Quanto a tematiche affrontate, cultura dispiegata, sensibilità dimostrata, riferimenti richiamati, in questa curiosa figura di cineasta-filosofo sempre più sorprendente ci sembrano trovare la loro sintesi, il loro compendio – anche se occorsi come traiettoria nell’ambito di un diverso periodo storico del loro Paese – due dei percorsi più significativi che si possono rinvenire nell’avventurosa vicenda culturale statunitense, ovvero quello di Ralph Waldo Emerson (1803-1882), il padre della cosiddetta “religione americana”, e Herman Melville (1819-1891), il “baleniere letterato”, enciclopedico indagatore degli abissi del cuore dell’Uomo messo a confronto con la Natura.

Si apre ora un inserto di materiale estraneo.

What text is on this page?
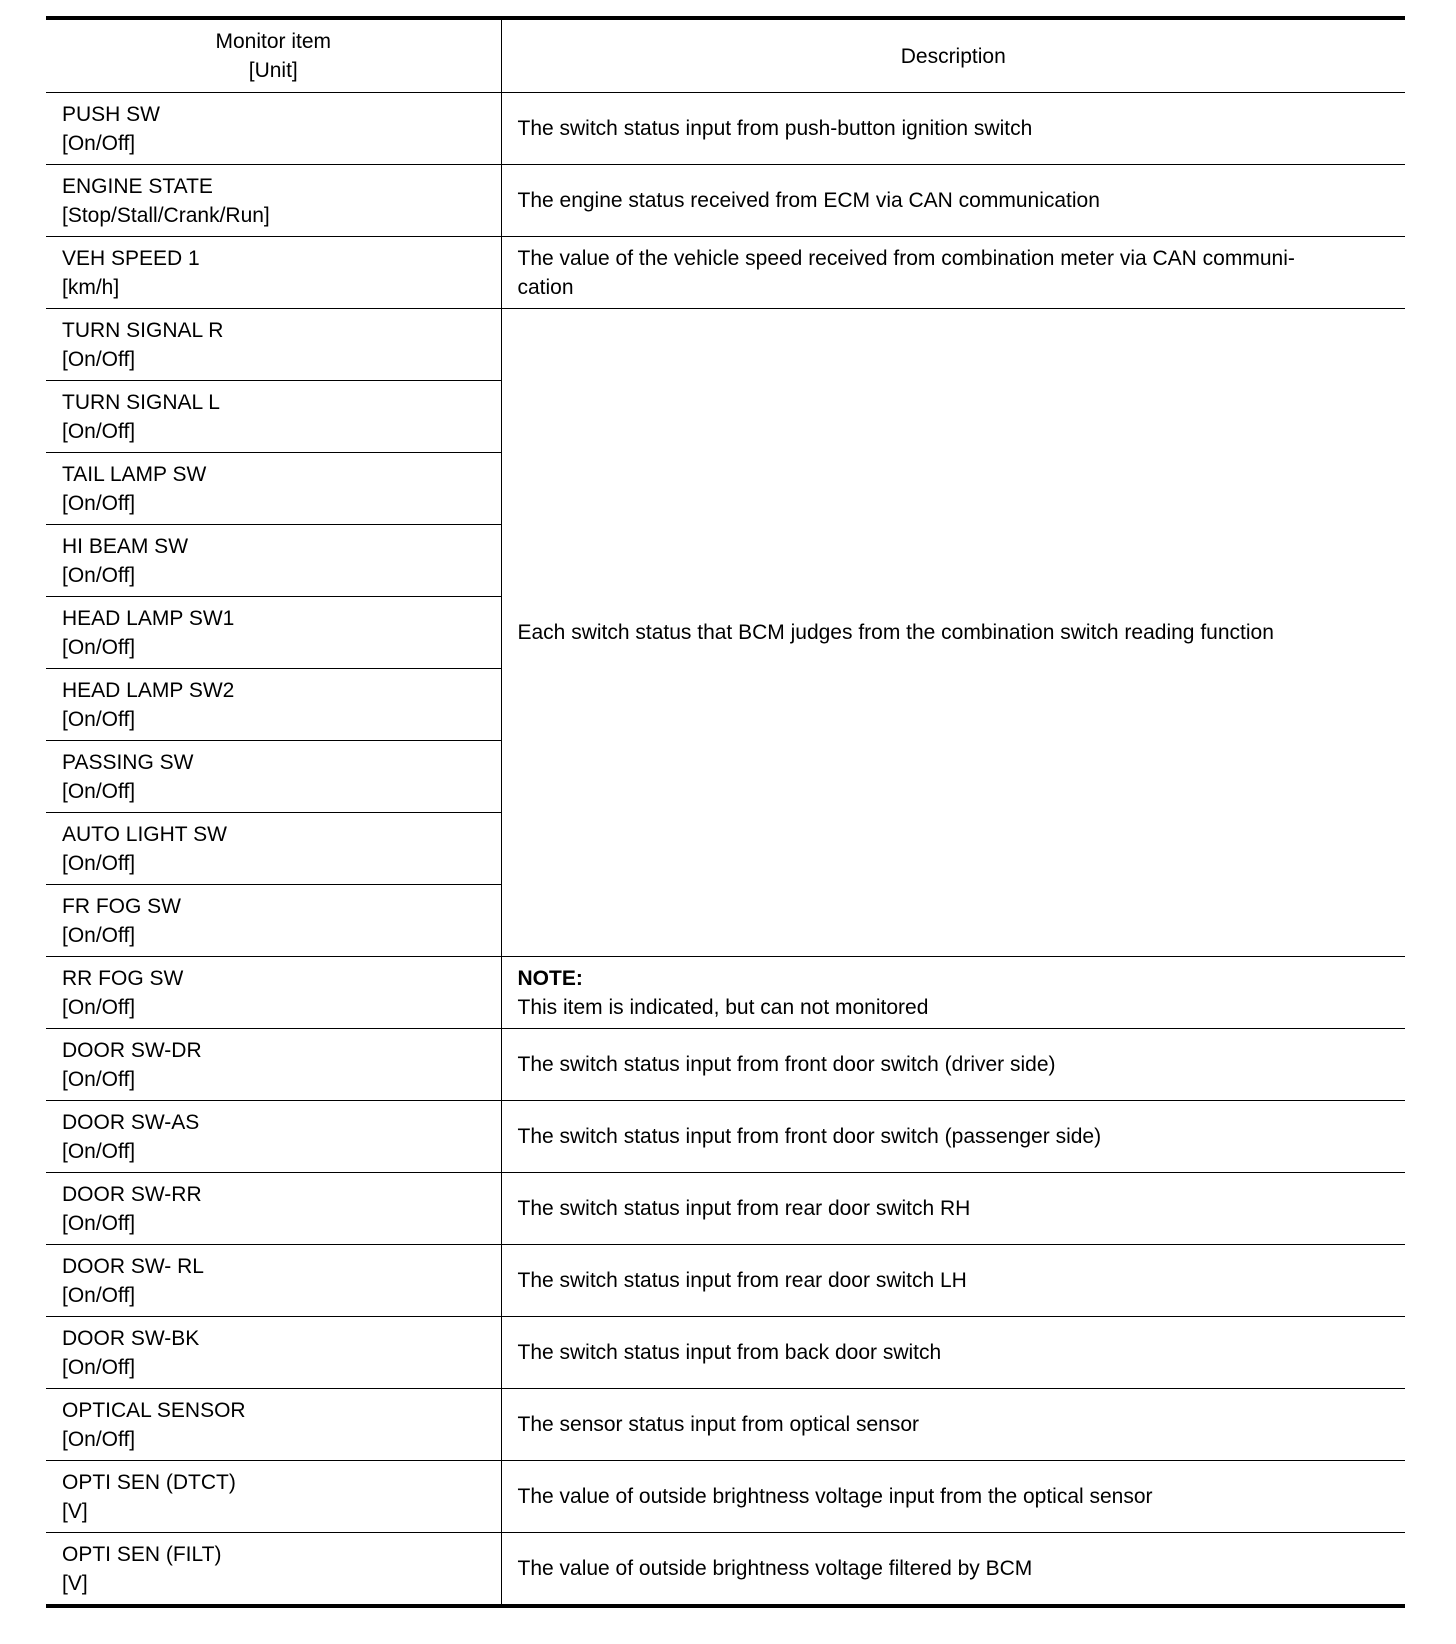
Monitor item
[Unit]	Description

PUSH SW
[On/Off]	The switch status input from push-button ignition switch

ENGINE STATE
[Stop/Stall/Crank/Run]	The engine status received from ECM via CAN communication

VEH SPEED 1
[km/h]	The value of the vehicle speed received from combination meter via CAN communi-
cation

TURN SIGNAL R
[On/Off]	Each switch status that BCM judges from the combination switch reading function

TURN SIGNAL L
[On/Off]	

TAIL LAMP SW
[On/Off]	

HI BEAM SW
[On/Off]	

HEAD LAMP SW1
[On/Off]	

HEAD LAMP SW2
[On/Off]	

PASSING SW
[On/Off]	

AUTO LIGHT SW
[On/Off]	

FR FOG SW
[On/Off]	

RR FOG SW
[On/Off]	NOTE:
This item is indicated, but can not monitored

DOOR SW-DR
[On/Off]	The switch status input from front door switch (driver side)

DOOR SW-AS
[On/Off]	The switch status input from front door switch (passenger side)

DOOR SW-RR
[On/Off]	The switch status input from rear door switch RH

DOOR SW- RL
[On/Off]	The switch status input from rear door switch LH

DOOR SW-BK
[On/Off]	The switch status input from back door switch

OPTICAL SENSOR
[On/Off]	The sensor status input from optical sensor

OPTI SEN (DTCT)
[V]	The value of outside brightness voltage input from the optical sensor

OPTI SEN (FILT)
[V]	The value of outside brightness voltage filtered by BCM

Vero è che Terrence Malick, per la tensione morale facilmente rintracciabile nelle sue pellicole e per il carisma emanato dalla sua schiva e misteriosa figura, potrebbe essere a buon diritto consideratola figura emersoniana del cinema contemporaneo, anche solo considerando quella che è stata la seconda parte della sua carriera, inaugurata alla fine degli anni Novanta con La sottile linea rossa(The Thin Red Line, 1998) dopo un silenzio produttivo che durava ormai dalla fine degli anni Settanta.
Tornando al film, c’è chi, anche nelle file della critica italiana, non ha nascosto il proprio sentimento di malcelato “sollievo” per quello che – dopo la discussa accoglienza riservata all’opera allo scorso Festival di Venezia – è stato definito il primo passo falso della carriera artistica di Malick, al quale hanno subito rimproverato il solo anno intercorso – per quelli che sono i tempi abituali del regista texano – tra la Palma d’oro di The Tree of Life al Festival di Cannes 2011 e l’uscita di To the Wonder, ancora in fase di postproduzione al momento del conferimento del premio sulla Croisette. Al Lido, dove era presente in concorso, il film ha vinto il solo premio collaterale, e minore, assegnato a margine del Festival dal Signis (l’Associazione Cattolica Mondiale per la Comunicazione), venendo definito dai giurati «ricco e poetico nella narrazione… un film di assoluta originalità che celebra il mistero della bellezza, della verità e dell’amore. È una storia di uomini e donne che attraversano la vita con passione intensa». Andando sotto la superficie e trovando l’anima nel bisogno, aspetti che a ben vedere non necessitano di riconoscimenti festivalieri, ma di umanità in stato di emergenza.